Pour explorer ce sujet de l’intime, Aïcha Limbada a puisé, entre autres sources, dans les procès en annulation de mariage des tribunaux ecclésiastiques. Ses sources, sérieuses et historiques ou populaires et folkloriques, lèvent le drap sur la nuit de tous les tabous.
Mythe de la vierge vs "épouse défectueuse"
Une nuit qui est aussi celle de toutes les révélations pour les jeunes vierges qui passent dans le camp des personnes qui connaissent les choses de l’amour. Dans "Vierges, la folle histoire de la virginité", la journaliste et autrice Elise Thiébaut et la dessinatrice Elléa Bird reviennent sur ce totem, idéal coincé entre vertu et pudibonderie, qui a fait couler des rivières d’encre à travers les siècles. Chantée la plupart du temps, la virginité – des femmes, faut-il le préciser – a parfois aussi été l’objet de fantasmes. L’hymen, par exemple, membrane censée prouver qu’une femme n’a jamais été "déflorée" n’est en réalité aucunement le signe de l’abstinence de sa propriétaire.
En revanche, la virginité est un attribut des femmes dans de nombreuses mythologies ou religions.
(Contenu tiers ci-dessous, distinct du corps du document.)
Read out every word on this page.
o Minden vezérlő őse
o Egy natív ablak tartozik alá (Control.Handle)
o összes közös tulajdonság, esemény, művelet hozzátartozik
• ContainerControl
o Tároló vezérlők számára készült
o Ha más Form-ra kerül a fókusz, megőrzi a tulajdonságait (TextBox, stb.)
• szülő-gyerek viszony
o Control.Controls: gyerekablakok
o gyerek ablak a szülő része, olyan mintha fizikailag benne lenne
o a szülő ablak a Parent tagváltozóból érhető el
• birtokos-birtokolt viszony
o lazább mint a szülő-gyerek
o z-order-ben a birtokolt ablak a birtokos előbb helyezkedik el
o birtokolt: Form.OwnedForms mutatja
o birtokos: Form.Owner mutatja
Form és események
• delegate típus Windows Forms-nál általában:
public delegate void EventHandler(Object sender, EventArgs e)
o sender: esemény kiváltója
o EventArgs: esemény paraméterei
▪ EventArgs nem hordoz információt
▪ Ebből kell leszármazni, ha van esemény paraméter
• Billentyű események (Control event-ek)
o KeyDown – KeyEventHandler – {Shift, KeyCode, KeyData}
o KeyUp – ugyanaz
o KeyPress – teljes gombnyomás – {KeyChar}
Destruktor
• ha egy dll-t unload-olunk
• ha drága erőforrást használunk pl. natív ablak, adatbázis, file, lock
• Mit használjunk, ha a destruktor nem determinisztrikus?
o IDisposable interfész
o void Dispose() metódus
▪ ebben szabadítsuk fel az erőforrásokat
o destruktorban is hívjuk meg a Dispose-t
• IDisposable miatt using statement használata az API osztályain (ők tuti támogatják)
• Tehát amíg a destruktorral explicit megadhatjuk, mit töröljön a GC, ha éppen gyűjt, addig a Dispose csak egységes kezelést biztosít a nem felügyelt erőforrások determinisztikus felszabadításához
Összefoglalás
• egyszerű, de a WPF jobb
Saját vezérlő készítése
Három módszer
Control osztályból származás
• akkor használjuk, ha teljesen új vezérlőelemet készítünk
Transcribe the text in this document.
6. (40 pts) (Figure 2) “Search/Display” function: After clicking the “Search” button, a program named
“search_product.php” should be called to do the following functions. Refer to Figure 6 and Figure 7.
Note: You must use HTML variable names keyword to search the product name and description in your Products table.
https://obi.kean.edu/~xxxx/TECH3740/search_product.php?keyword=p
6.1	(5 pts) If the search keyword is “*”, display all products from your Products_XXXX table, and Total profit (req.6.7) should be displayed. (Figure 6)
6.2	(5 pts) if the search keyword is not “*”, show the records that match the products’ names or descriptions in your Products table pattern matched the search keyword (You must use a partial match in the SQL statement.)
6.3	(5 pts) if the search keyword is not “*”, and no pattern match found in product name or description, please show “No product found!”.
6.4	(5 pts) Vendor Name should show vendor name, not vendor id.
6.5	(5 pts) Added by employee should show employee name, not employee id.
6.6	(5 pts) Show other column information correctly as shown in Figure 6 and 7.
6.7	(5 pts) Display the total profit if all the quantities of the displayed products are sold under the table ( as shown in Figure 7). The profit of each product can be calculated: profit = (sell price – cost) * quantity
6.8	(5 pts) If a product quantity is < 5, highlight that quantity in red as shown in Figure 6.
Le terme "vierge" a longtemps désigné une femme sans mari – prêtresse, veuve ou autre, y compris chez les déesses. Chez les chrétiens, la vierge Marie est d’ailleurs l’héritière des mythologies grecques et romaines. Ce qui n’empêche pas que la virginité, aujourd’hui encore, est considérée une qualité indispensable chez une jeune mariée, quitte à annuler les noces en cas d’épouse "défectueuse".
C’est aussi parfois un passeport pour des études, comme en Afrique du Sud, ou une garantie de moralité et un moyen de pression pour les femmes arrêtées par les autorités égyptiennes. Mais il n’y a pas que les pays conservateurs qui se commettent avec des tests de virginité ; il y a quelques années, un scandale avait secoué la société suédoise.